19) Governance standards and compliance
Problem: Large deployments must meet security, privacy, and safety requirements.
Approach: Adopt formal frameworks and controls with regular audits.
Tools: NIST AI Risk Management Framework, ISO IEC 42001 AI management systems, SOC 2 for service controls, FedRAMP for hosting, OWASP Top 10 for LLM security, SBOM tooling for dependencies.
Benefits: Aligns operations with recognized standards; improves vendor due diligence; enables procurement in regulated sectors.
Risks: Paper compliance without technical enforcement leaves gaps. Misaligned scopes can certify the wrong systems. Excessive process without measurable controls slows delivery while not improving safety.
20) Human-in-the-Loop (HITL) and User Feedback:
Problem: Agentic systems often require human oversight, correction, and feedback to improve performance, handle edge cases, and ensure safety.
Approach: Integrate mechanisms for human review of agent decisions, intervention in workflows, and collection of explicit and implicit user feedback for continuous learning and refinement.
Tools: Annotation platforms, human review queues, user interface elements for feedback, active learning frameworks.

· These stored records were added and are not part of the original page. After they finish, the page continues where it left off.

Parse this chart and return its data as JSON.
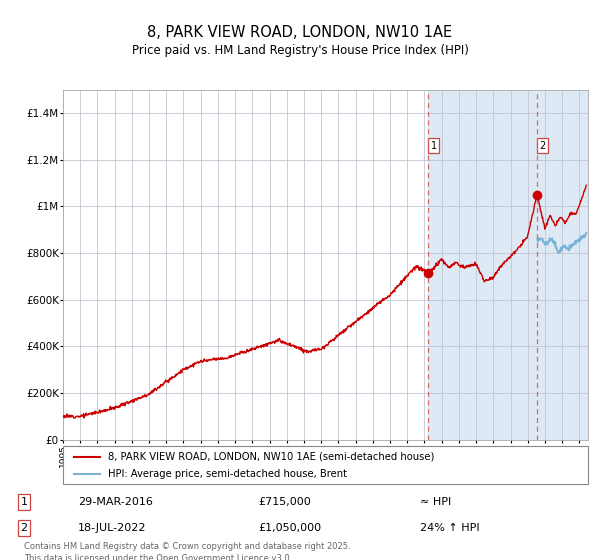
{
  "title": "8, PARK VIEW ROAD, LONDON, NW10 1AE",
  "subtitle": "Price paid vs. HM Land Registry's House Price Index (HPI)",
  "legend_line1": "8, PARK VIEW ROAD, LONDON, NW10 1AE (semi-detached house)",
  "legend_line2": "HPI: Average price, semi-detached house, Brent",
  "annotation1_label": "1",
  "annotation1_date": "29-MAR-2016",
  "annotation1_price": "£715,000",
  "annotation1_hpi": "≈ HPI",
  "annotation2_label": "2",
  "annotation2_date": "18-JUL-2022",
  "annotation2_price": "£1,050,000",
  "annotation2_hpi": "24% ↑ HPI",
  "footnote": "Contains HM Land Registry data © Crown copyright and database right 2025.\nThis data is licensed under the Open Government Licence v3.0.",
  "hpi_line_color": "#7ab3d8",
  "price_line_color": "#cc0000",
  "marker_color": "#cc0000",
  "vline_color": "#dd6666",
  "bg_shaded_color": "#ddeaf5",
  "grid_color": "#bbbbcc",
  "ylim": [
    0,
    1500000
  ],
  "yticks": [
    0,
    200000,
    400000,
    600000,
    800000,
    1000000,
    1200000,
    1400000
  ],
  "ytick_labels": [
    "£0",
    "£200K",
    "£400K",
    "£600K",
    "£800K",
    "£1M",
    "£1.2M",
    "£1.4M"
  ],
  "sale1_year": 2016.22,
  "sale1_value": 715000,
  "sale2_year": 2022.54,
  "sale2_value": 1050000,
  "xmin": 1995,
  "xmax": 2025.5
}
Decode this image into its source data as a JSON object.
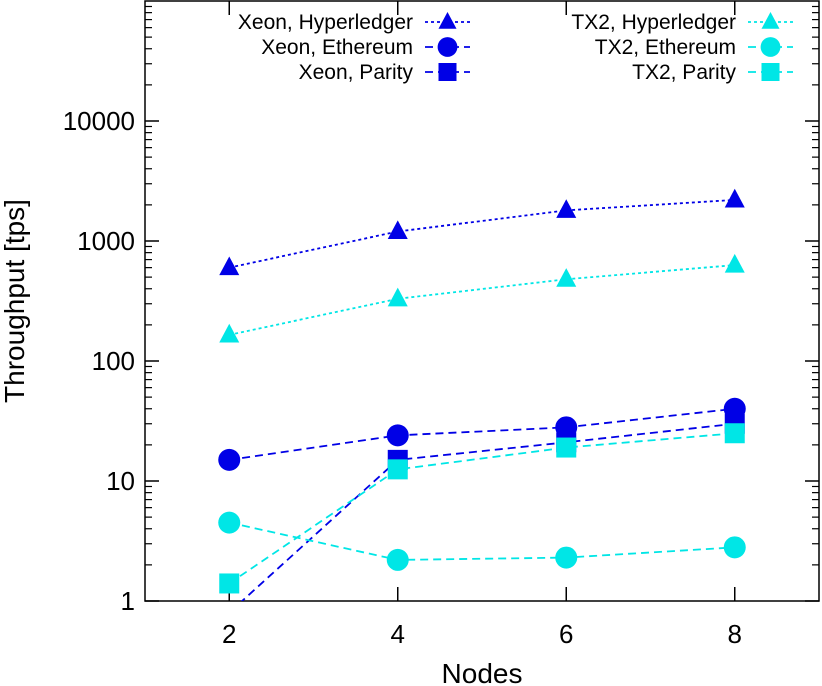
{
  "chart_data": {
    "type": "line",
    "title": "",
    "xlabel": "Nodes",
    "ylabel": "Throughput [tps]",
    "x": [
      2,
      4,
      6,
      8
    ],
    "xlim": [
      1,
      9
    ],
    "ylim": [
      1,
      100000
    ],
    "y_scale": "log",
    "x_ticks": [
      "2",
      "4",
      "6",
      "8"
    ],
    "y_ticks": [
      {
        "value": 1,
        "label": "1"
      },
      {
        "value": 10,
        "label": "10"
      },
      {
        "value": 100,
        "label": "100"
      },
      {
        "value": 1000,
        "label": "1000"
      },
      {
        "value": 10000,
        "label": "10000"
      }
    ],
    "grid": false,
    "legend_placement": "top",
    "series": [
      {
        "name": "Xeon, Hyperledger",
        "color": "#0000e6",
        "marker": "triangle",
        "dash": "dotted",
        "values": [
          600,
          1200,
          1800,
          2200
        ]
      },
      {
        "name": "Xeon, Ethereum",
        "color": "#0000e6",
        "marker": "circle",
        "dash": "dashed",
        "values": [
          15,
          24,
          28,
          40
        ]
      },
      {
        "name": "Xeon, Parity",
        "color": "#0000e6",
        "marker": "square",
        "dash": "dashed",
        "values": [
          0.8,
          15,
          21,
          30
        ]
      },
      {
        "name": "TX2, Hyperledger",
        "color": "#00e6e6",
        "marker": "triangle",
        "dash": "dotted",
        "values": [
          165,
          330,
          480,
          630
        ]
      },
      {
        "name": "TX2, Ethereum",
        "color": "#00e6e6",
        "marker": "circle",
        "dash": "dashed",
        "values": [
          4.5,
          2.2,
          2.3,
          2.8
        ]
      },
      {
        "name": "TX2, Parity",
        "color": "#00e6e6",
        "marker": "square",
        "dash": "dashed",
        "values": [
          1.4,
          12.5,
          19,
          25
        ]
      }
    ]
  }
}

Benefits: Improves accuracy and reliability, builds user trust, allows for handling of complex or sensitive tasks, provides data for model fine-tuning.

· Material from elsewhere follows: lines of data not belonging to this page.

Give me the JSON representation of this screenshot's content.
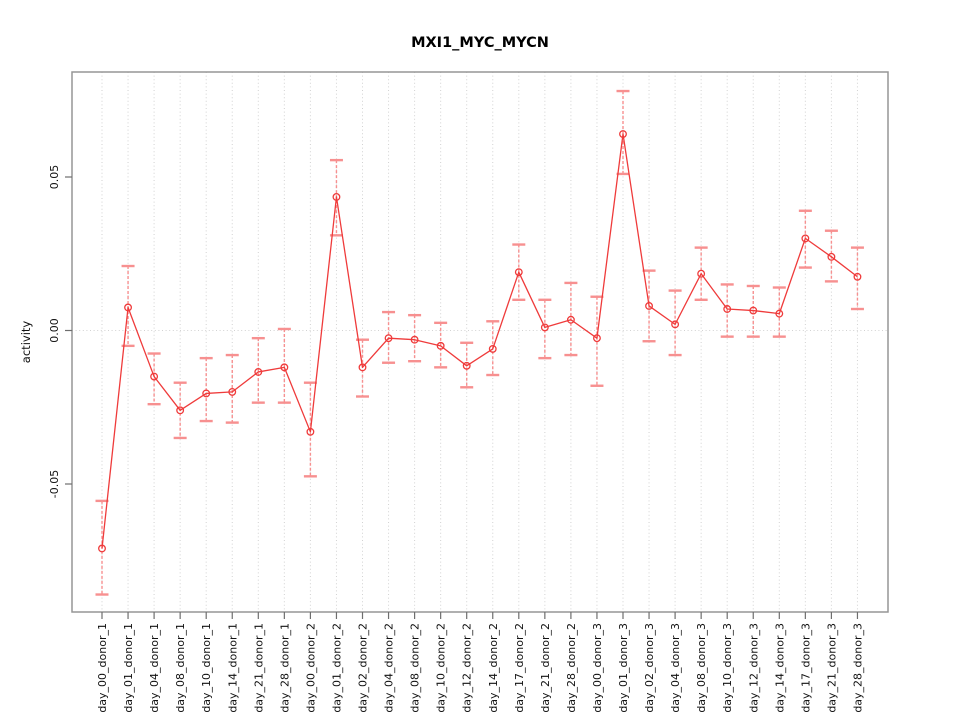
{
  "title": "MXI1_MYC_MYCN",
  "chart_data": {
    "type": "line",
    "title": "MXI1_MYC_MYCN",
    "xlabel": "",
    "ylabel": "activity",
    "legend_position": "none",
    "grid": "dotted vertical gridline at every x category; dotted horizontal gridline at y=0",
    "marker": "open-circle",
    "error_bars": true,
    "ylim": [
      -0.092,
      0.0845
    ],
    "yticks": [
      -0.05,
      0.0,
      0.05
    ],
    "ytick_labels": [
      "-0.05",
      "0.00",
      "0.05"
    ],
    "categories": [
      "day_00_donor_1",
      "day_01_donor_1",
      "day_04_donor_1",
      "day_08_donor_1",
      "day_10_donor_1",
      "day_14_donor_1",
      "day_21_donor_1",
      "day_28_donor_1",
      "day_00_donor_2",
      "day_01_donor_2",
      "day_02_donor_2",
      "day_04_donor_2",
      "day_08_donor_2",
      "day_10_donor_2",
      "day_12_donor_2",
      "day_14_donor_2",
      "day_17_donor_2",
      "day_21_donor_2",
      "day_28_donor_2",
      "day_00_donor_3",
      "day_01_donor_3",
      "day_02_donor_3",
      "day_04_donor_3",
      "day_08_donor_3",
      "day_10_donor_3",
      "day_12_donor_3",
      "day_14_donor_3",
      "day_17_donor_3",
      "day_21_donor_3",
      "day_28_donor_3"
    ],
    "series": [
      {
        "name": "activity",
        "values": [
          -0.071,
          0.0075,
          -0.015,
          -0.026,
          -0.0205,
          -0.02,
          -0.0135,
          -0.012,
          -0.033,
          0.0435,
          -0.012,
          -0.0025,
          -0.003,
          -0.005,
          -0.0115,
          -0.006,
          0.019,
          0.001,
          0.0035,
          -0.0025,
          0.064,
          0.008,
          0.002,
          0.0185,
          0.007,
          0.0065,
          0.0055,
          0.03,
          0.024,
          0.0175
        ],
        "ci_high": [
          -0.0555,
          0.021,
          -0.0075,
          -0.017,
          -0.009,
          -0.008,
          -0.0025,
          0.0005,
          -0.017,
          0.0555,
          -0.003,
          0.006,
          0.005,
          0.0025,
          -0.004,
          0.003,
          0.028,
          0.01,
          0.0155,
          0.011,
          0.078,
          0.0195,
          0.013,
          0.027,
          0.015,
          0.0145,
          0.014,
          0.039,
          0.0325,
          0.027
        ],
        "ci_low": [
          -0.086,
          -0.005,
          -0.024,
          -0.035,
          -0.0295,
          -0.03,
          -0.0235,
          -0.0235,
          -0.0475,
          0.031,
          -0.0215,
          -0.0105,
          -0.01,
          -0.012,
          -0.0185,
          -0.0145,
          0.01,
          -0.009,
          -0.008,
          -0.018,
          0.051,
          -0.0035,
          -0.008,
          0.01,
          -0.002,
          -0.002,
          -0.002,
          0.0205,
          0.016,
          0.007
        ]
      }
    ],
    "colors": {
      "line": "#ef3b3b",
      "marker": "#ef3b3b",
      "error_bar": "#f79090",
      "grid": "#d2d2d2",
      "box": "#969696",
      "tick": "#6e6e6e",
      "text": "#111111"
    }
  }
}
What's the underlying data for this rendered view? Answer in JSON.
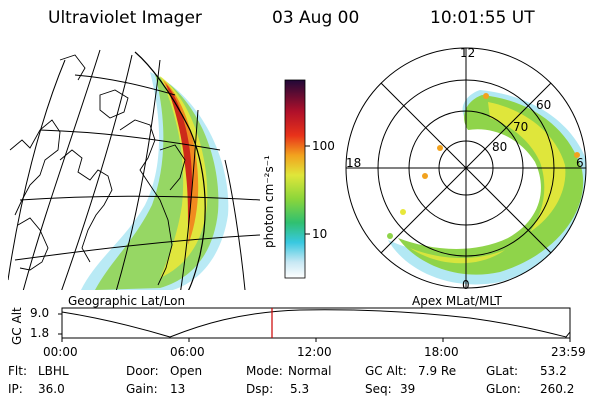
{
  "header": {
    "instrument": "Ultraviolet Imager",
    "date": "03 Aug 00",
    "time": "10:01:55 UT"
  },
  "left_map": {
    "caption": "Geographic Lat/Lon"
  },
  "right_map": {
    "caption": "Apex MLat/MLT",
    "mlt_labels": [
      "12",
      "18",
      "6",
      "0"
    ],
    "lat_labels": [
      "60",
      "70",
      "80"
    ]
  },
  "colorbar": {
    "label": "photon cm⁻²s⁻¹",
    "ticks": [
      "100",
      "10"
    ],
    "scale": "log"
  },
  "timeline": {
    "ylabel": "GC Alt",
    "y_ticks": [
      "9.0",
      "1.8"
    ],
    "x_ticks": [
      "00:00",
      "06:00",
      "12:00",
      "18:00",
      "23:59"
    ],
    "marker_color": "#cc0000"
  },
  "info": {
    "flt_label": "Flt:",
    "flt_value": "LBHL",
    "ip_label": "IP:",
    "ip_value": "36.0",
    "door_label": "Door:",
    "door_value": "Open",
    "gain_label": "Gain:",
    "gain_value": "13",
    "mode_label": "Mode:",
    "mode_value": "Normal",
    "dsp_label": "Dsp:",
    "dsp_value": "5.3",
    "gcalt_label": "GC Alt:",
    "gcalt_value": "7.9 Re",
    "seq_label": "Seq:",
    "seq_value": "39",
    "glat_label": "GLat:",
    "glat_value": "53.2",
    "glon_label": "GLon:",
    "glon_value": "260.2"
  }
}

Risks: Can introduce latency and cost, requires effective human workflow management, biased human feedback can propagate errors, poor design can lead to human fatigue or disengagement.
21) Security and Adversarial Robustness:
Problem: Agentic systems are prime targets for various attacks, including data poisoning, model extraction, and more sophisticated adversarial attacks, requiring a holistic security approach.

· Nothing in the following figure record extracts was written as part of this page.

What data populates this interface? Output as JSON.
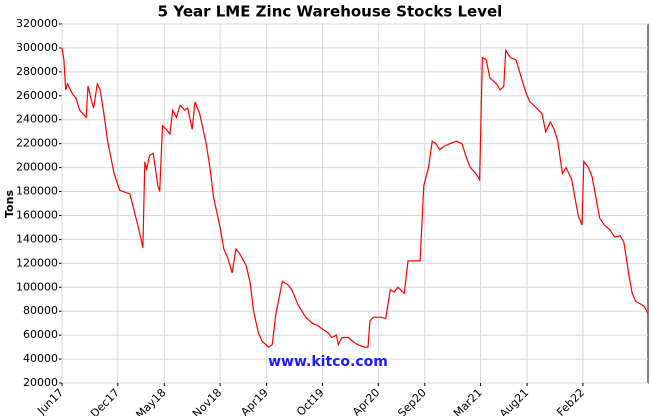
{
  "chart_data": {
    "type": "line",
    "title": "5 Year LME Zinc Warehouse Stocks Level",
    "y_label": "Tons",
    "annotation": "www.kitco.com",
    "xlim": [
      0,
      63
    ],
    "xticks": [
      {
        "value": 0,
        "label": "Jun17"
      },
      {
        "value": 6,
        "label": "Dec17"
      },
      {
        "value": 11,
        "label": "May18"
      },
      {
        "value": 17,
        "label": "Nov18"
      },
      {
        "value": 22,
        "label": "Apr19"
      },
      {
        "value": 28,
        "label": "Oct19"
      },
      {
        "value": 34,
        "label": "Apr20"
      },
      {
        "value": 39,
        "label": "Sep20"
      },
      {
        "value": 45,
        "label": "Mar21"
      },
      {
        "value": 50,
        "label": "Aug21"
      },
      {
        "value": 56,
        "label": "Feb22"
      }
    ],
    "ylim": [
      20000,
      320000
    ],
    "yticks": [
      20000,
      40000,
      60000,
      80000,
      100000,
      120000,
      140000,
      160000,
      180000,
      200000,
      220000,
      240000,
      260000,
      280000,
      300000,
      320000
    ],
    "grid": true,
    "series": [
      {
        "color": "#ff0000",
        "x": [
          0,
          0.2,
          0.4,
          0.6,
          1.1,
          1.5,
          1.9,
          2.6,
          2.8,
          3.2,
          3.4,
          3.8,
          4.1,
          4.5,
          4.9,
          5.6,
          6.2,
          7.3,
          8.2,
          8.7,
          8.9,
          9.1,
          9.4,
          9.8,
          10.3,
          10.5,
          10.8,
          11.2,
          11.6,
          11.9,
          12.3,
          12.7,
          13.2,
          13.5,
          14.0,
          14.3,
          14.8,
          15.5,
          15.9,
          16.3,
          17.0,
          17.4,
          17.8,
          18.3,
          18.7,
          19.1,
          19.8,
          20.2,
          20.6,
          21.1,
          21.5,
          22.2,
          22.6,
          23.0,
          23.7,
          24.3,
          24.7,
          25.4,
          25.8,
          26.2,
          26.9,
          27.5,
          28.0,
          28.6,
          29.0,
          29.5,
          29.7,
          30.1,
          30.8,
          31.2,
          31.8,
          32.5,
          32.9,
          33.1,
          33.5,
          34.2,
          34.8,
          35.3,
          35.7,
          36.1,
          36.8,
          37.2,
          37.8,
          38.5,
          38.9,
          39.4,
          39.8,
          40.2,
          40.6,
          41.1,
          41.7,
          42.4,
          43.0,
          43.4,
          43.9,
          44.5,
          44.9,
          45.2,
          45.6,
          46.0,
          46.7,
          47.1,
          47.5,
          47.7,
          48.2,
          48.8,
          49.2,
          49.9,
          50.3,
          51.0,
          51.6,
          52.0,
          52.5,
          52.9,
          53.3,
          53.8,
          54.2,
          54.8,
          55.5,
          55.9,
          56.1,
          56.6,
          57.0,
          57.4,
          57.8,
          58.3,
          58.9,
          59.4,
          60.0,
          60.4,
          60.9,
          61.3,
          61.7,
          62.2,
          62.6,
          63.0
        ],
        "values": [
          300000,
          290000,
          265000,
          270000,
          262000,
          258000,
          248000,
          242000,
          268000,
          255000,
          250000,
          270000,
          265000,
          245000,
          222000,
          195000,
          181000,
          178000,
          150000,
          133000,
          205000,
          198000,
          210000,
          212000,
          185000,
          180000,
          235000,
          232000,
          228000,
          248000,
          242000,
          252000,
          248000,
          250000,
          232000,
          255000,
          245000,
          220000,
          200000,
          175000,
          150000,
          132000,
          125000,
          112000,
          132000,
          128000,
          118000,
          105000,
          80000,
          62000,
          55000,
          50000,
          52000,
          78000,
          105000,
          102000,
          98000,
          85000,
          80000,
          75000,
          70000,
          68000,
          65000,
          62000,
          58000,
          60000,
          52000,
          58000,
          58000,
          55000,
          52000,
          50000,
          50000,
          72000,
          75000,
          75000,
          74000,
          98000,
          96000,
          100000,
          95000,
          122000,
          122000,
          122000,
          185000,
          200000,
          222000,
          220000,
          215000,
          218000,
          220000,
          222000,
          220000,
          210000,
          200000,
          195000,
          190000,
          292000,
          290000,
          275000,
          270000,
          265000,
          268000,
          298000,
          292000,
          290000,
          280000,
          262000,
          255000,
          250000,
          245000,
          230000,
          238000,
          232000,
          222000,
          195000,
          200000,
          190000,
          160000,
          152000,
          205000,
          200000,
          192000,
          175000,
          158000,
          152000,
          148000,
          142000,
          143000,
          138000,
          112000,
          95000,
          88000,
          86000,
          84000,
          78000
        ]
      }
    ]
  }
}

Approach: Implement comprehensive security measures throughout the agent lifecycle, including secure coding practices, vulnerability scanning, threat modeling, and techniques for adversarial defense.
Tools: Security frameworks (e.g., OWASP Top 10 for LLMs), security testing tools, adversarial training techniques, input/output sanitization, intrusion detection systems.
Benefits: Protects against data breaches, system manipulation, and intellectual property theft; ensures system integrity and availability; maintains regulatory compliance.
Risks: Constant arms race with attackers, can be resource-intensive, may require specialized security expertise, over-engineering security can impact performance or usability.
22) Explainability and Interpretability (XAI):
Problem: Understanding why an agent made a particular decision, especially in critical applications, is often difficult and crucial for trust, debugging, and regulatory compliance.
Approach: Develop and integrate methods to make agent behaviors and decisions more transparent and understandable to human users.
Tools: LIME, SHAP, attention mechanisms visualization, rule extraction, counterfactual explanations, conversational explanations.
Benefits: Builds trust in agent decisions, aids in debugging and error analysis, facilitates compliance with explainability regulations, improves human oversight.
Risks: Can be technically challenging to implement for complex models, explanations can be misleading or incomplete, may add computational overhead, balancing interpretability with performance can be difficult.
Thank you for presenting "Demystifying AI and the Value of Agents" on projectmanagement.com Your summary in this post is much appreciated. I also really loved your diagrams and wondered if the Miro board was available to look at or if an image corresponding to each of the 22 major elements was available. Thanks much.
Hi Vince. Loved the presentation. Could you share your slides particularly of the architecture diagram
Very Nice. Thanks 👍
Thanks :)
Could you also share the accompanying architecture diagram you shared on Thursday's session?